With this, you can create what the Amazon Echo ???????????????????????? have been.
• Put one in each area of your house.
• Give each a unique wake phrase (“kitchen”, “living room”, “Rod’s room”, etc.) to avoid the problem you have when multiple Echoes are within micshot of each other (and you don’t want to have to choose among “Alexa”, “Amazon”, and “Echo” for your wake words. I tried that, and always forgot which room was which). Use a Seeed far-field mic array attachment in areas where the acoustics demand it.
• Have them all connected back to a central RasPi Alexa server (https://github.com/amzn/alexa-avs-raspberry-pi/blob/master/README.md).
• Have the server set up to transmit audio (iTunes, Prime Music, Google Play, Plex, whateva) to every room where you might want it.
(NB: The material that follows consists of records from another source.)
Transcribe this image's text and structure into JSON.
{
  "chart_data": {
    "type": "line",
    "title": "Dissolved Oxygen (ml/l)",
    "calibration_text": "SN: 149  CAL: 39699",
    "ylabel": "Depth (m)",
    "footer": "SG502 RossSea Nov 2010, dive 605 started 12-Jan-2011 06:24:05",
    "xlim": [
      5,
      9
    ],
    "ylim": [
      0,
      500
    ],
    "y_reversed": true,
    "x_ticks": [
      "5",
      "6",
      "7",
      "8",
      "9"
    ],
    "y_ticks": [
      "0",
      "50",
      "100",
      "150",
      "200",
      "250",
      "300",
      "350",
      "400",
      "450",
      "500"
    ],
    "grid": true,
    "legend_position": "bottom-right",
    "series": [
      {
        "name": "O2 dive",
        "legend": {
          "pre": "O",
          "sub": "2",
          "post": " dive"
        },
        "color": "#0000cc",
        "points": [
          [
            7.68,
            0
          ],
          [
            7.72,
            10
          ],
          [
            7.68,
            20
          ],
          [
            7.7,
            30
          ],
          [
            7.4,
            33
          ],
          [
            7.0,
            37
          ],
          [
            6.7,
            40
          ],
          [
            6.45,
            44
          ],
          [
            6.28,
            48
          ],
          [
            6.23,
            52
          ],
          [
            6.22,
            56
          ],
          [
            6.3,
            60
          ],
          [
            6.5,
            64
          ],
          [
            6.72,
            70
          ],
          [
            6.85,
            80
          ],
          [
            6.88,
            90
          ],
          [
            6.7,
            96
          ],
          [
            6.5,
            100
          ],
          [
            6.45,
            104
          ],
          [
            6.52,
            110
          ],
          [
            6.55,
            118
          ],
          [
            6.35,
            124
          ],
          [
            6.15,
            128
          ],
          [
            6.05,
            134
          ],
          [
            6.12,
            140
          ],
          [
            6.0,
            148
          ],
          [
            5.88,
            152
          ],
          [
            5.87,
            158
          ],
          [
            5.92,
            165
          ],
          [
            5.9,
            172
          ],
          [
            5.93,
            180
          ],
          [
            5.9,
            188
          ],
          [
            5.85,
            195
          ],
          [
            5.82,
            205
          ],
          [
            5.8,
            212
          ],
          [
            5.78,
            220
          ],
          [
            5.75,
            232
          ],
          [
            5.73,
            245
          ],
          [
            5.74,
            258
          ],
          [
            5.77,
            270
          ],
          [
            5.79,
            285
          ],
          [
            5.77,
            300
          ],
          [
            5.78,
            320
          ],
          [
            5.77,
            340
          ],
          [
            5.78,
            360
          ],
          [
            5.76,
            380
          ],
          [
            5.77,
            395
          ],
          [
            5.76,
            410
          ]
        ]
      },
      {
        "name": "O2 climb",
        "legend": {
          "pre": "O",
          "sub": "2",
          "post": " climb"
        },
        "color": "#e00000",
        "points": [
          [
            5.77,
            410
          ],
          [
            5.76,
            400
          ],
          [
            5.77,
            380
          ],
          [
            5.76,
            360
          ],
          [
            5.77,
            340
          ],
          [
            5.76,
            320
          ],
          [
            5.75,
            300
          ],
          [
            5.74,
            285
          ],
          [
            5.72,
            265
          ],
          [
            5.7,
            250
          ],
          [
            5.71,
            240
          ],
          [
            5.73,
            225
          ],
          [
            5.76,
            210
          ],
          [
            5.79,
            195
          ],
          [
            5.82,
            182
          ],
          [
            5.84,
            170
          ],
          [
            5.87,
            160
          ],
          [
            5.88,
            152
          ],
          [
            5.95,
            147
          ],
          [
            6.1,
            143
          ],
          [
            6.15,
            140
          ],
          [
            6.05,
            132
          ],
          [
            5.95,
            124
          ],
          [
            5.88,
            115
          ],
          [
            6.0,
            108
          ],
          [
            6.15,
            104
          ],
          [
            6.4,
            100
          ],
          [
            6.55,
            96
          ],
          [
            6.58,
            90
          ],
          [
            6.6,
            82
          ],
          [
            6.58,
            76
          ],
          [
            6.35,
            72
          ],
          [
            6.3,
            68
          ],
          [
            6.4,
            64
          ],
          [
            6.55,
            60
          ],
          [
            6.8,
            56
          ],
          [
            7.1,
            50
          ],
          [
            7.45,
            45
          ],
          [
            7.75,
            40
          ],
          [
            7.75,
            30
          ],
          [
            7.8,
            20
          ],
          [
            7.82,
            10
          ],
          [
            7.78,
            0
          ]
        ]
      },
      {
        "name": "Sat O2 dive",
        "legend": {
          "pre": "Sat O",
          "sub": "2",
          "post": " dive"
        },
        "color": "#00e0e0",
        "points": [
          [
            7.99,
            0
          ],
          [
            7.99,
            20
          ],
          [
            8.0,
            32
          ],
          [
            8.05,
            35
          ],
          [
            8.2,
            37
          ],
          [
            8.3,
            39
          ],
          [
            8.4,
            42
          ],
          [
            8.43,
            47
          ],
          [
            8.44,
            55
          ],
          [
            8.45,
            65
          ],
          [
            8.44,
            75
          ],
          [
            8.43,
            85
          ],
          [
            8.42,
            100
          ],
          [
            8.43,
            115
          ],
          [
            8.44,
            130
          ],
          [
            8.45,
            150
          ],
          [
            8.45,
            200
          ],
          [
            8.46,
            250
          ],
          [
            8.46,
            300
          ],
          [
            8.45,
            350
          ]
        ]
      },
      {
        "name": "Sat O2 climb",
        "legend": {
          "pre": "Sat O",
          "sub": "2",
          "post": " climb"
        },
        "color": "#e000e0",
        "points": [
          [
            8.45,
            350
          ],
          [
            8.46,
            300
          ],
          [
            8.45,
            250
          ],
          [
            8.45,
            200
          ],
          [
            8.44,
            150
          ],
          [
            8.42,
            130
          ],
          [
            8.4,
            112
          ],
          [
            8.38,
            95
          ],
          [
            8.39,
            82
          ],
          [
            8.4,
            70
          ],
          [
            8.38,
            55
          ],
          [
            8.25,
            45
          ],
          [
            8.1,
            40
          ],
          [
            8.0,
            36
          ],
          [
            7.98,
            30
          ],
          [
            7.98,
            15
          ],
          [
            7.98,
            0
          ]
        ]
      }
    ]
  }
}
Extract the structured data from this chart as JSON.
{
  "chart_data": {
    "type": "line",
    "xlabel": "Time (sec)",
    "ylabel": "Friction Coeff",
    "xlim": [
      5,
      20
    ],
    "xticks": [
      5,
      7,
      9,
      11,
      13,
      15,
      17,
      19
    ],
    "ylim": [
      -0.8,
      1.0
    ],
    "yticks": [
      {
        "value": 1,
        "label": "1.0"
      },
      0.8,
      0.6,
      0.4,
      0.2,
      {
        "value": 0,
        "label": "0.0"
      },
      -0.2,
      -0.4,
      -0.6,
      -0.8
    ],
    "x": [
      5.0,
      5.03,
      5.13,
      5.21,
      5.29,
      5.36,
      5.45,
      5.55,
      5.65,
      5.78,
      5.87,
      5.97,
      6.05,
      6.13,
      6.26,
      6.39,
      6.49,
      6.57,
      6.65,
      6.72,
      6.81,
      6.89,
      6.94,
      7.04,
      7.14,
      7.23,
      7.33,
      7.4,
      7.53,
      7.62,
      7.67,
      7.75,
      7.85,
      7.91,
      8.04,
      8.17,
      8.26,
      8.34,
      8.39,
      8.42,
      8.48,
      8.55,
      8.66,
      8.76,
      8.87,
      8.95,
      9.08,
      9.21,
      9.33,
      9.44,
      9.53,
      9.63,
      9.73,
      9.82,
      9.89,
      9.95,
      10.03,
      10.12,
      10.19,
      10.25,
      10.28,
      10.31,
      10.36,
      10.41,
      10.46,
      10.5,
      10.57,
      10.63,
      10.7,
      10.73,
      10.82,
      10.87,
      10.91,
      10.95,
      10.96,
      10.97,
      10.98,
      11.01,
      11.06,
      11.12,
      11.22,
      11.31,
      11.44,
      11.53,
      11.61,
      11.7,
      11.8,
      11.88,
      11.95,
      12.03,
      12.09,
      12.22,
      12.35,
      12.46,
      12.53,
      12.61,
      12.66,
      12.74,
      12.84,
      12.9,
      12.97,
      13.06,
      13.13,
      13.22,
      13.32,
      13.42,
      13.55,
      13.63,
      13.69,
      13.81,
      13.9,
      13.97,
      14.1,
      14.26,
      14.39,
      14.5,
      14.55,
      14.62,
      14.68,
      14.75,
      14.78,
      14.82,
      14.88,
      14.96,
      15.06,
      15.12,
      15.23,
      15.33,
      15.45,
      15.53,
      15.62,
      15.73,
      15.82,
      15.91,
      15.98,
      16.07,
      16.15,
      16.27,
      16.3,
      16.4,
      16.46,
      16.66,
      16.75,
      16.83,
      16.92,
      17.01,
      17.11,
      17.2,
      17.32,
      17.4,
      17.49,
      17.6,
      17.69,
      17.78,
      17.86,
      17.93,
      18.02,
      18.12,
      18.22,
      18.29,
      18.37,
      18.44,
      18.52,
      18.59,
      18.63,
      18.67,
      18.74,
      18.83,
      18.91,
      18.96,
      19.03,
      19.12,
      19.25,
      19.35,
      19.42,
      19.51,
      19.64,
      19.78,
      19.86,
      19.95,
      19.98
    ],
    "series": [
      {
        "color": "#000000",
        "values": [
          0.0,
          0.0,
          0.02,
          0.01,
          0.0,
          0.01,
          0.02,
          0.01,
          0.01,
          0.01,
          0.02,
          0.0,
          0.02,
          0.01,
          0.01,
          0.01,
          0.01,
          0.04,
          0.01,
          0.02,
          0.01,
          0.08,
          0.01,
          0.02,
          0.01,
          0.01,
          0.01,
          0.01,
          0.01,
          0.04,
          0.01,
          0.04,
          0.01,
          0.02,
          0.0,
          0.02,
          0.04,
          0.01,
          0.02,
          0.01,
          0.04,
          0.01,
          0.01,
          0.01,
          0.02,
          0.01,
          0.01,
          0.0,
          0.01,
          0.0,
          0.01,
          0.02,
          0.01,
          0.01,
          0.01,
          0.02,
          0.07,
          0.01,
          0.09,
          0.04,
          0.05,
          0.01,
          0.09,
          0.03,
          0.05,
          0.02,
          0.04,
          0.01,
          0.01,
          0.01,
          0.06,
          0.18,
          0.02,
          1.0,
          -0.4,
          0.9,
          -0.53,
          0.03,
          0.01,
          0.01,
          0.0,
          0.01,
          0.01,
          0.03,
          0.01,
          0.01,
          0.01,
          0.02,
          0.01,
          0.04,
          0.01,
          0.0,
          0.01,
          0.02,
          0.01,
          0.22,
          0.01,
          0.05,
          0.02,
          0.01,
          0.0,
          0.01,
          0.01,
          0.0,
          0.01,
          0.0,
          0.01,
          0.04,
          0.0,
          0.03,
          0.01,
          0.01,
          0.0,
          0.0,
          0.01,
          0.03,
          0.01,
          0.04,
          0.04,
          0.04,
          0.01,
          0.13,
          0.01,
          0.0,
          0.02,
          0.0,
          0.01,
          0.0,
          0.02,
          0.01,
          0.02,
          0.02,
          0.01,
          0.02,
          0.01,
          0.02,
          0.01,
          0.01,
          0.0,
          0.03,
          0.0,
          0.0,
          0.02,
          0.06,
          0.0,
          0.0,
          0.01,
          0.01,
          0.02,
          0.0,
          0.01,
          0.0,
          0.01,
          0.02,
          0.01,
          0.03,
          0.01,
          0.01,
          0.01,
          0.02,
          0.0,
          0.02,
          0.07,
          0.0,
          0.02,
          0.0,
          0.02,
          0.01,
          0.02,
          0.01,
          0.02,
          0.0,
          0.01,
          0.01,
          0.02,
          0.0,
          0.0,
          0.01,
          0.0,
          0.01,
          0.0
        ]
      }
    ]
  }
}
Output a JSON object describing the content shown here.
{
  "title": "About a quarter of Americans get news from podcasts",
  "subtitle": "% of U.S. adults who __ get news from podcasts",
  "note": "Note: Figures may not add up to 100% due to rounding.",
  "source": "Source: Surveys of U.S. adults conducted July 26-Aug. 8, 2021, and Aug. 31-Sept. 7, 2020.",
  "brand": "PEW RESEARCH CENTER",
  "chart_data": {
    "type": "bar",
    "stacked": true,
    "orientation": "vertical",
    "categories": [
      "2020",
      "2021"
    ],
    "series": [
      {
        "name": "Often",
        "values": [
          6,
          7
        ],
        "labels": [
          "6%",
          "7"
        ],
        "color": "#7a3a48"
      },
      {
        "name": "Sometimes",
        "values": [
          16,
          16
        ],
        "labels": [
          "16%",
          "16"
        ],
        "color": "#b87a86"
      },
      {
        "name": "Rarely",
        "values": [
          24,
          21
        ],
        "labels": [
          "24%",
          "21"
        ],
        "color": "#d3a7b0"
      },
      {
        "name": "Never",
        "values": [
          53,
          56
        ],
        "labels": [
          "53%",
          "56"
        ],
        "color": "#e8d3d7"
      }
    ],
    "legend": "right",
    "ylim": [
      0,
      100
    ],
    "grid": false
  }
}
Now you can say things like “Kitchen, turn on the light” (rather than “Alexa, turn on the kitchen light”), “Kitchen, play music here and living room” (synchronized! The Echo can’t do that), “Living room, stop music here” (leaving it on anywhere else it’s playing), etc. And, with a little more programming work, “Kitchen, pause audiobook and transfer to car” —> “Car, continue audiobook”.
Don’t you want this? I sure as hell do! The Echo is one of my favorite toys of all time despite some annoying limitations, and this extension would allow you to fix all those limitations plus add pretty much any feature you can dream up.
This product doesn’t have much documentations available online. Reply from Owners/Developer are very rare. I had purchased ReSpeaker MicArray; however, its driver (Serial.inf) is not working on Windows 8+. Python files are not running on Linux. Theirs files are not welly tested. I’m still looking for a step by step how to use ReSpeaker MicArray on Linux /Windows. I’ll give it a week before I return it back to their store.
I received one recently and it’s software is far from being usable. Wifi creates a security nightmare, python packages can’t be updated, issues on github aren’t solved.
Save your money for something worth it.
Does Respeaker Mic Array work with Windows 10 IoT Core on the Raspberry Pi?